• X’s and O’s: What makes Oregon’s offense so good?

    November 6th, 2012 | BY: | IN: Football

    Editor’s Note: Yogi Roth is a current analyst with the Pac-12 Networks, and provides commentary to the website in between games, as well. This was originally found in his Tuesday Tape Room segment. 

    After 1365 yards, 113 points and enough highlights to fill up the entire Pac-12 postgame show, fans around the nation are still asking, “What makes Oregon’s offense so good?”

    The easy answers are Oregon’s off-the-charts talent, timely play calling and mental fortitude. But as I broke down film from Saturday at the Coliseum, it was obvious that the Ducks’ offensive line is a massive element to their offensive success.

    They are not the biggest offensive line in the nation, averaging 299 pounds per player. Nor are they the most highly recruited, with zero five-star recruits.

    But they understand Chip Kelly’s scheme, and their movement at the start of each snap forces defenses to play on their heels. The first drive of the USC game is a great example.

    On the first play, the offensive line is in a simple man protection scheme and USC drops into its zone responsibilities, a traditional defense. Oregon quarterback Marcus Mariota goes through his progression and easily finds wideout Josh Huff (#7) for a nine-yard gain, as USC linebacker Dion Bailey (#18) races to cover running back Kenjon Barner (#24).

    On Oregon’s second snap, watch as the offensive line zone blocks the Trojan defense to the left. The defense flows to where the OL steps, and Trojan linebacker Hayes Pullard (#10) follows Mariota, playing over the top of the defensive line in case Mariota keeps the rock. T.J. McDonald (#7) flows downhill for the pitch man, who happens to be De’Anthony Thomas (#6) in this instance. How Pullard and McDonald play this snap is critical.

    Once Chip Kelly recognizes how the USC defense is going to play when his offensive line flows left, he calls a play that looks exactly the same by his five down linemen. This time, the backfield action alters: While McDonald flows downhill again to cover his man (Colt Lyerla #15), cornerback Nickell Robey (#21) allows his eyes to get caught up in Mariota’s fake, as he thinks Huff is on a path to block McDonald. But Huff ends up running a corner route and gaining 29 yards.

    Wasting no time, Kelly calls the same action up front on the very next snap. This time, Pullard (#10) remains in the box for a potential run and McDonald (#7) doesn’t flow downhill. Thus, Lyerla finds himself open in the flat for an easy 14 yards.

    Now imagine what could be going through a USC defender’s head at this point. The Trojans have seen base protection in the quick game on the first snap, an offensive line zone blocking left next and the passing game going backside multiple times on the next few snaps. Quite simply, the defenders are having difficulty reading run or pass because of Mariota’s fakes coupled with the offensive line’s consistent footwork.

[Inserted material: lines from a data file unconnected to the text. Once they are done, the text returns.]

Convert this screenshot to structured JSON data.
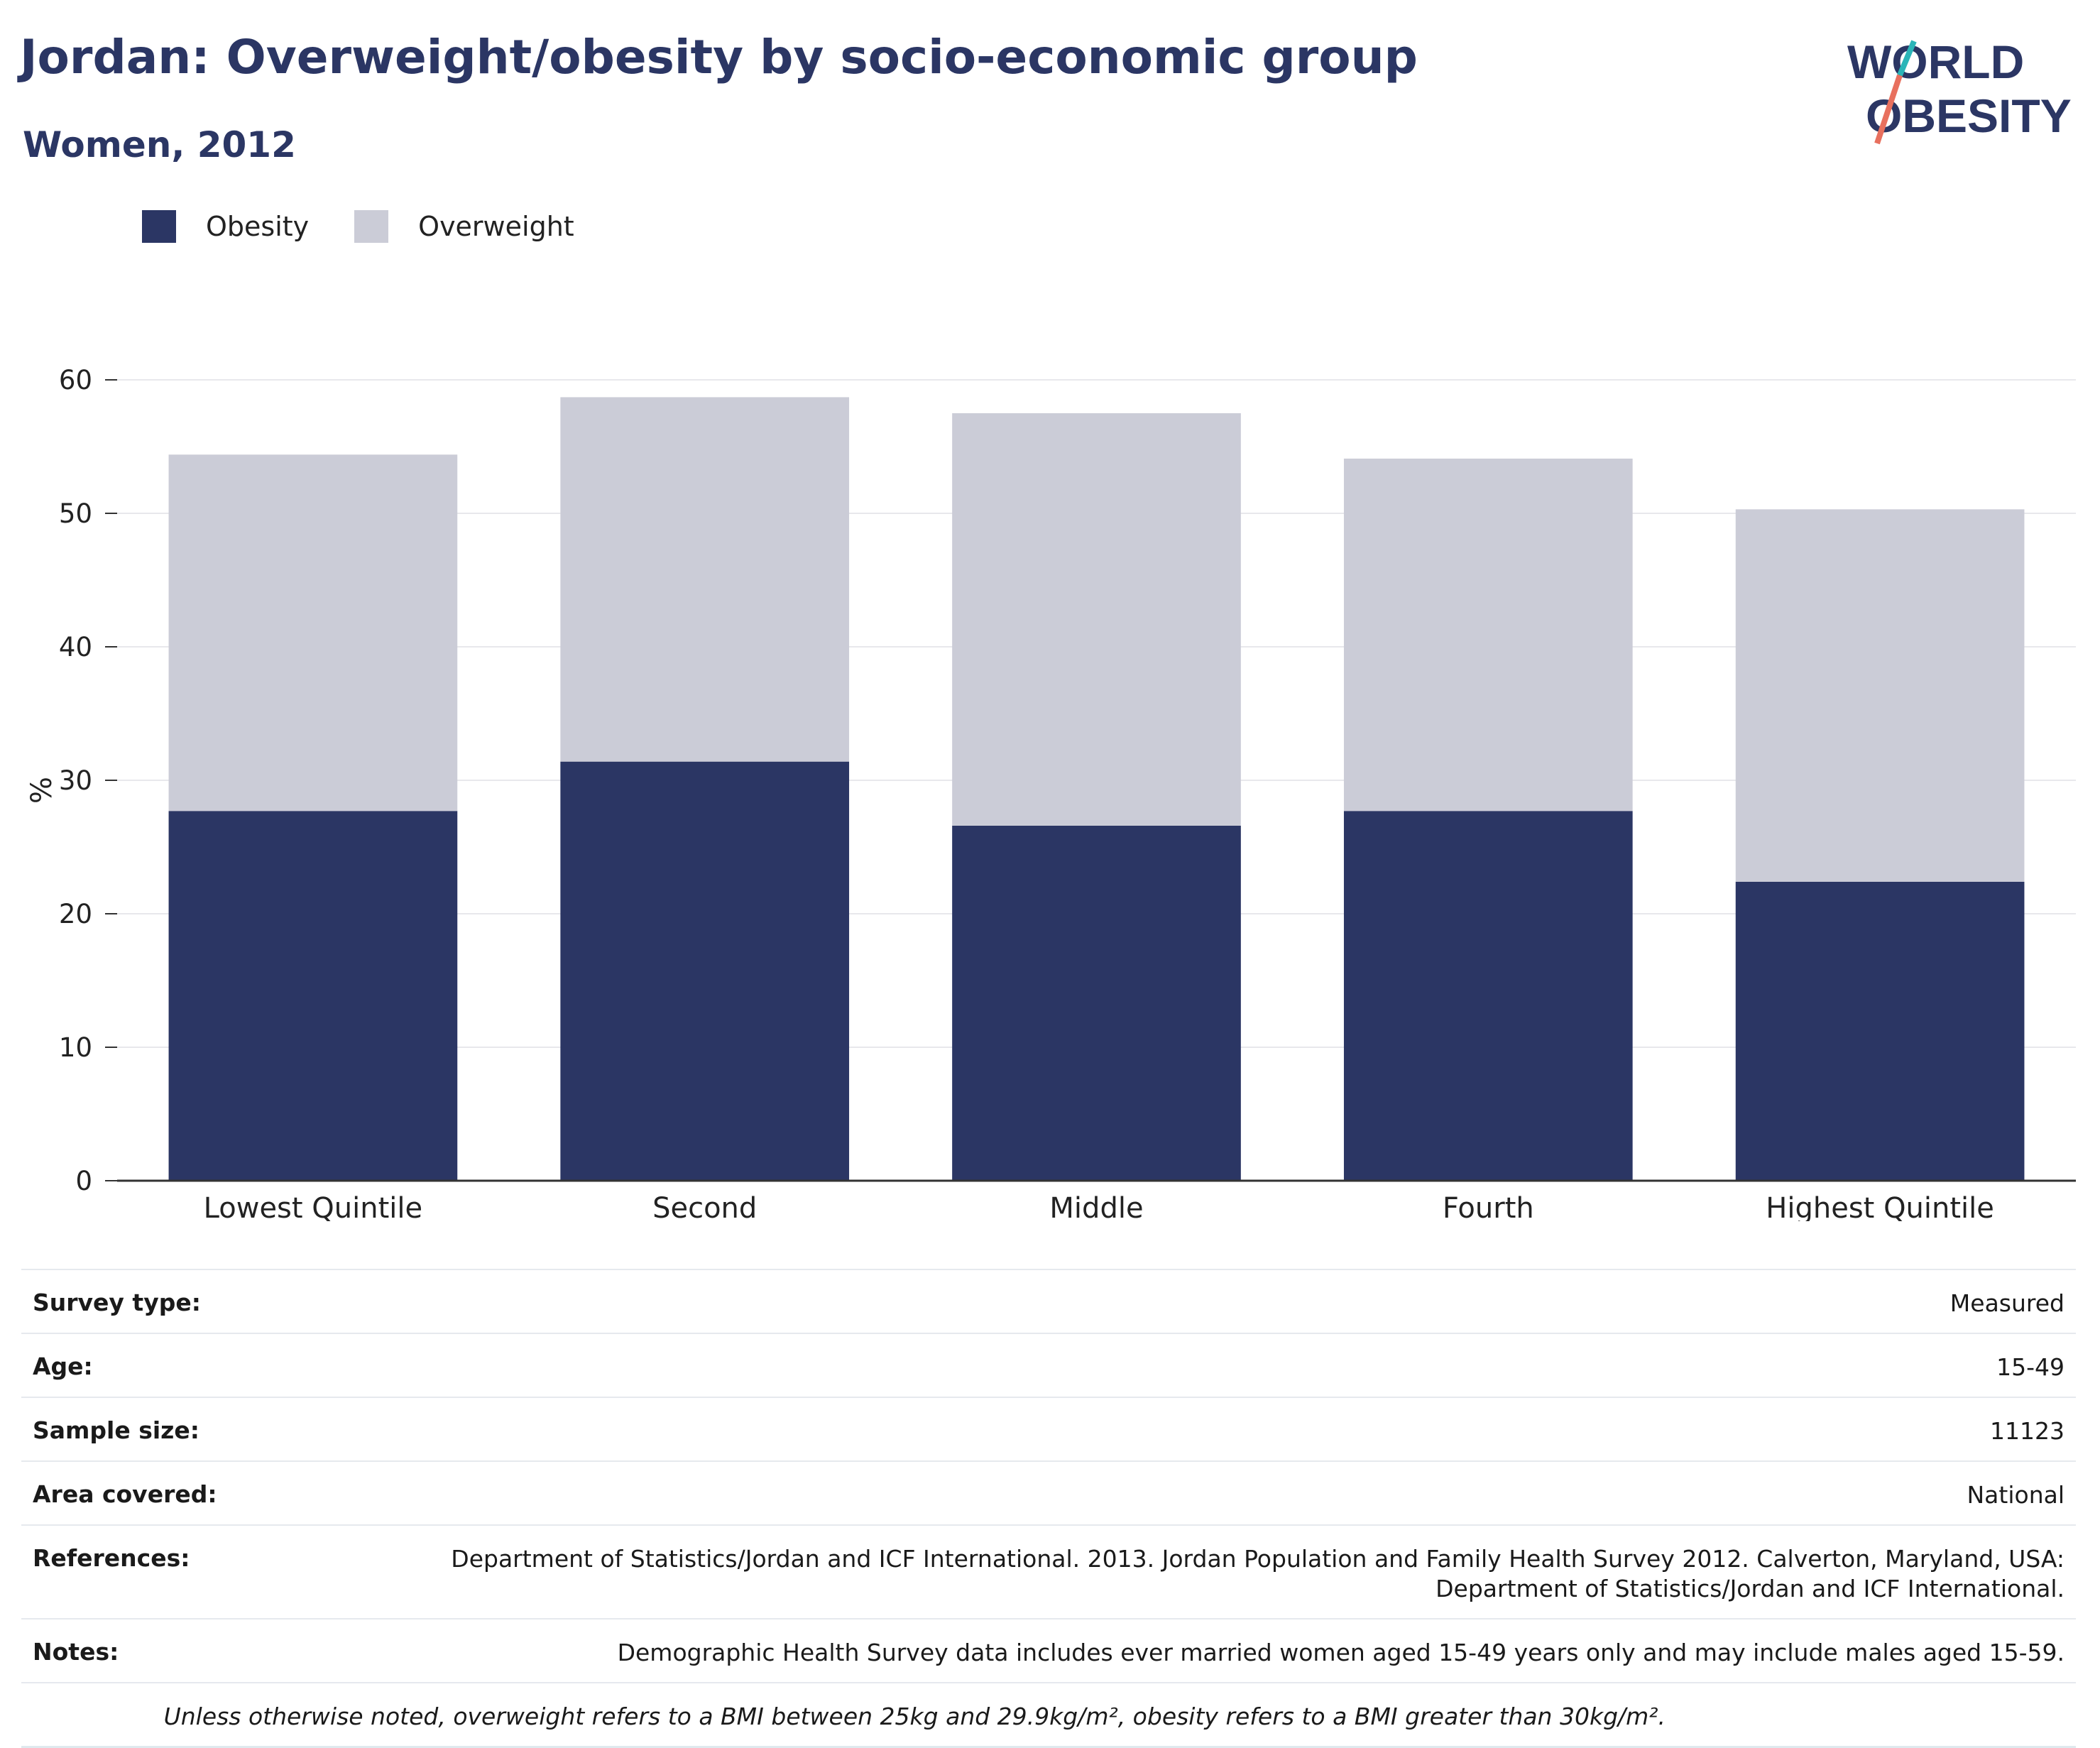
{
  "title": "Jordan: Overweight/obesity by socio-economic group",
  "subtitle": "Women, 2012",
  "logo": {
    "line1": "WORLD",
    "line2": "OBESITY"
  },
  "colors": {
    "obesity": "#2b3664",
    "overweight": "#cbccd7",
    "title": "#2b3664",
    "logo_teal": "#2bb5b8",
    "logo_coral": "#e8705e"
  },
  "chart_data": {
    "type": "bar",
    "stacked": true,
    "categories": [
      "Lowest Quintile",
      "Second",
      "Middle",
      "Fourth",
      "Highest Quintile"
    ],
    "series": [
      {
        "name": "Obesity",
        "values": [
          27.7,
          31.4,
          26.6,
          27.7,
          22.4
        ]
      },
      {
        "name": "Overweight",
        "values": [
          26.7,
          27.3,
          30.9,
          26.4,
          27.9
        ]
      }
    ],
    "ylabel": "%",
    "ylim": [
      0,
      60
    ],
    "yticks": [
      0,
      10,
      20,
      30,
      40,
      50,
      60
    ],
    "grid": true,
    "legend_position": "top-left"
  },
  "info": [
    {
      "label": "Survey type:",
      "value": "Measured"
    },
    {
      "label": "Age:",
      "value": "15-49"
    },
    {
      "label": "Sample size:",
      "value": "11123"
    },
    {
      "label": "Area covered:",
      "value": "National"
    },
    {
      "label": "References:",
      "value": "Department of Statistics/Jordan and ICF International. 2013. Jordan Population and Family Health Survey 2012. Calverton, Maryland, USA: Department of Statistics/Jordan and ICF International."
    },
    {
      "label": "Notes:",
      "value": "Demographic Health Survey data includes ever married women aged 15-49 years only and may include males aged 15-59."
    }
  ],
  "footnote": "Unless otherwise noted, overweight refers to a BMI between 25kg and 29.9kg/m², obesity refers to a BMI greater than 30kg/m²."
}
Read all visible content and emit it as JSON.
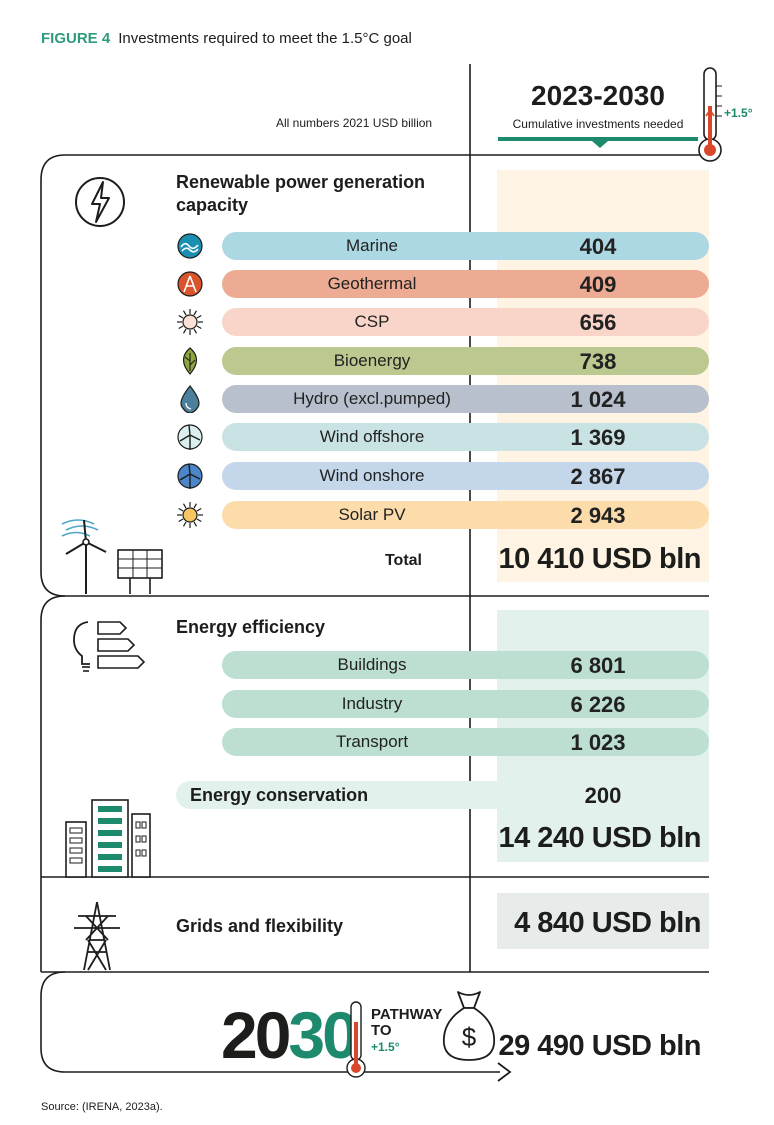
{
  "figure": {
    "label": "FIGURE 4",
    "title": "Investments required to meet the 1.5°C goal",
    "units_note": "All numbers 2021 USD billion",
    "period": "2023-2030",
    "cumulative_label": "Cumulative investments needed",
    "thermo_label": "+1.5°",
    "source": "Source: (IRENA, 2023a)."
  },
  "chart_data": {
    "type": "bar",
    "title": "Investments required to meet the 1.5°C goal",
    "units": "2021 USD billion",
    "sections": [
      {
        "title": "Renewable power generation capacity",
        "categories": [
          "Marine",
          "Geothermal",
          "CSP",
          "Bioenergy",
          "Hydro (excl.pumped)",
          "Wind offshore",
          "Wind onshore",
          "Solar PV"
        ],
        "values": [
          404,
          409,
          656,
          738,
          1024,
          1369,
          2867,
          2943
        ],
        "value_labels": [
          "404",
          "409",
          "656",
          "738",
          "1 024",
          "1 369",
          "2 867",
          "2 943"
        ],
        "colors": [
          "#acd8e4",
          "#ecab92",
          "#f9d5c9",
          "#bbc88f",
          "#b7c0cc",
          "#c9e3e5",
          "#c3d6ea",
          "#fbdcaa"
        ],
        "total_label": "Total",
        "total": "10 410 USD bln"
      },
      {
        "title": "Energy efficiency",
        "categories": [
          "Buildings",
          "Industry",
          "Transport"
        ],
        "values": [
          6801,
          6226,
          1023
        ],
        "value_labels": [
          "6 801",
          "6 226",
          "1 023"
        ],
        "colors": [
          "#bcdfd1",
          "#bcdfd1",
          "#bcdfd1"
        ],
        "conservation_label": "Energy conservation",
        "conservation_value": "200",
        "total": "14 240 USD bln"
      },
      {
        "title": "Grids and flexibility",
        "total": "4 840 USD bln"
      }
    ],
    "pathway": {
      "year_part1": "20",
      "year_part2": "30",
      "line1": "PATHWAY",
      "line2": "TO",
      "line3": "+1.5°",
      "total": "29 490 USD bln"
    },
    "accent": "#1d8a6d"
  }
}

    On the final play of this drive, the Ducks go back to base protection as Mariota gives a token fake to Barner (#24), which catches USC’s linebackers flat-footed in zone coverage. The outside linebacker lined up over Thomas (#6) in the slot fails to re-route him, as he thinks there is a chance that Barner may get the handoff. Furthermore, middle linebacker Lamar Dawson (#55) gets caught reading run and doesn’t get depth, allowing the Ducks to find the end zone in a swift 65 seconds.

    Fast forward to the final scoring drive of the game for Oregon, and Kelly again calls for his offensive line to zone block to the left. Only this time, Barner follows the O-line’s path and remains on his course, going untouched to the end zone and into the Heisman discussion.

    If these teams meet again in the Pac-12 Championship Game, look for USC to alter its defensive game plan as the Ducks’ offense continues to roll in 2012 behind an unheralded but proven offensive line.